Hi Andrew,
On Fri, Jan 10, 2025 at 01:02:19AM -0800, Andrew Strohman wrote:
I would prefer when you would call cancel_work_sync when metric stuff should be stopped. I was expecting to see this somewhere around batadv_v_elp_iface_disable after the cancel_work_sync but it seems like it is missing there (or in a similar place)
I tried this:
diff --git a/net/batman-adv/bat_v_elp.c b/net/batman-adv/bat_v_elp.c index 1d704574..b35ded79 100644 --- a/net/batman-adv/bat_v_elp.c +++ b/net/batman-adv/bat_v_elp.c @@ -387,8 +387,20 @@ int batadv_v_elp_iface_enable(struct batadv_hard_iface *hard_iface) */ void batadv_v_elp_iface_disable(struct batadv_hard_iface *hard_iface) {
struct batadv_hardif_neigh_node *hardif_neigh;
cancel_delayed_work_sync(&hard_iface->bat_v.elp_wq);
rcu_read_lock();
hlist_for_each_entry_rcu(hardif_neigh,
&hard_iface->neigh_list, list) {
if (!kref_get_unless_zero(&hardif_neigh->refcount))
continue;
cancel_work_sync(&hardif_neigh->bat_v.metric_work);
batadv_hardif_neigh_put(hardif_neigh);
}
rcu_read_unlock();
dev_kfree_skb(hard_iface->bat_v.elp_skb); hard_iface->bat_v.elp_skb = NULL;
}
But it seems to cause a hang on reboot every once in a while.

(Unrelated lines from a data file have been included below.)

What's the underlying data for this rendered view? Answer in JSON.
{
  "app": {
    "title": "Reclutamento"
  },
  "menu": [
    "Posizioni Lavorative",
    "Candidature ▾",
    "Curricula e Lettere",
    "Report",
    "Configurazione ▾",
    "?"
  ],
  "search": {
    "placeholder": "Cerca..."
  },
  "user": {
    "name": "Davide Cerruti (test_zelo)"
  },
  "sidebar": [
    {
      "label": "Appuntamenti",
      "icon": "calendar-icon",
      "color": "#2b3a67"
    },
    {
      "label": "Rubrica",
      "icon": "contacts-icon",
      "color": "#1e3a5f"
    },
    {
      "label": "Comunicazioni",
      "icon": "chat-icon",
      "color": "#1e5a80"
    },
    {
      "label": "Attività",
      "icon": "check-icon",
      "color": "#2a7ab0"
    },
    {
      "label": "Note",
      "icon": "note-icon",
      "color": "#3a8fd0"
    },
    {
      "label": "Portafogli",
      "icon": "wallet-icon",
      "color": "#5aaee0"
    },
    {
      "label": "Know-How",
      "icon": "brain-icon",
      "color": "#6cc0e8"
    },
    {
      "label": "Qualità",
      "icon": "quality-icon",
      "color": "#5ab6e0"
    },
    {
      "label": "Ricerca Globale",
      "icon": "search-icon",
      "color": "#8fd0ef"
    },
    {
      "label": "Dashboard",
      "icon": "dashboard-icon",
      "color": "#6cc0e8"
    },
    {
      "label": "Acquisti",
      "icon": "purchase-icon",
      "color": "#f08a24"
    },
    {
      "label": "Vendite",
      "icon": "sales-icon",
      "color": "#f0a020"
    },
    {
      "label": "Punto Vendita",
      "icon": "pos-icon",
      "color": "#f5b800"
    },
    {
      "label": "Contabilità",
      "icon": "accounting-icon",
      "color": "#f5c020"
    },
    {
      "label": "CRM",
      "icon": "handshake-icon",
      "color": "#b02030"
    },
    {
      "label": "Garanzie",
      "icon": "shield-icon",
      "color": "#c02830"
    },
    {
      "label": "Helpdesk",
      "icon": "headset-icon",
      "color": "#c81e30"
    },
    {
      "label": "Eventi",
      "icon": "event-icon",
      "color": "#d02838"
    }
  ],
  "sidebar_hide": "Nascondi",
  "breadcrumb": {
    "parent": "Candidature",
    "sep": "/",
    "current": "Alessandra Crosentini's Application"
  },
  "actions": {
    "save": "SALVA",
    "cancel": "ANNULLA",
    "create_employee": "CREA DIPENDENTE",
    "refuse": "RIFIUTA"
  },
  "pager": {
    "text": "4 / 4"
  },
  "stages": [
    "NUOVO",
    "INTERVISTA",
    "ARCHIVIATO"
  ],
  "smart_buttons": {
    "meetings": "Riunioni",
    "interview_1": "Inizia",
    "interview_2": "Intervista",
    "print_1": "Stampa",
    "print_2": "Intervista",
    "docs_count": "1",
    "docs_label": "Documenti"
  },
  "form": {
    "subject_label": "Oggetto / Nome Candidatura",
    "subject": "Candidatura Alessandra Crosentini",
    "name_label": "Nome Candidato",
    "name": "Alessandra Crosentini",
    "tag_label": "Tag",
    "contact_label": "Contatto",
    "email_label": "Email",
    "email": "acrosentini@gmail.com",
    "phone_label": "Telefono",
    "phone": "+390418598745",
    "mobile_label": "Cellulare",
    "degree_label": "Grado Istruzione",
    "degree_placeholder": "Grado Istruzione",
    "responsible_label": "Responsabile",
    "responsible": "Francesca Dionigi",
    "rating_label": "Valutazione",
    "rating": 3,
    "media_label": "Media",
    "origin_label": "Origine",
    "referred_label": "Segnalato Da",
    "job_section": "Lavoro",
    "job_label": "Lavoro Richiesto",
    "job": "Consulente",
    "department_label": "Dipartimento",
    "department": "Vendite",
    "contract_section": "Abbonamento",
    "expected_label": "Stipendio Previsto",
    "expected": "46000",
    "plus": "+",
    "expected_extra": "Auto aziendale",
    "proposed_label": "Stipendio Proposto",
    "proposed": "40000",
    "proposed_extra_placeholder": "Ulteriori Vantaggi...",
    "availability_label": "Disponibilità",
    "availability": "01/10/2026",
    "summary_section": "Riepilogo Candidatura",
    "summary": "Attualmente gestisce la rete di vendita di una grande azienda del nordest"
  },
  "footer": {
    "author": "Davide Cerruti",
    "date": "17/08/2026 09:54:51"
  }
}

When the hang happens, I'm not able to trigger sysrq over serial.
Quickly looking at that I think that metric_work may need to sleep so calling cancel_work_sync() on this work does not seem safe while in rcu protected context.
I would try to frame the cancel_work_sync() call with rcu_read_unlock()/rcu_read_lock() as below:
rcu_read_unlock(); cancel_work_sync(...); rcu_read_lock(); batadv_hardif_neigh_put(...);
But be careful as batadv_hardif_neigh_put() could modify the list you are currently traversing. At first glance it seems safe to realease rcu read constraint to call cancel_work_sync() as long as you take it back before calling batadv_hardif_neigh_put(), but this could need more though on that.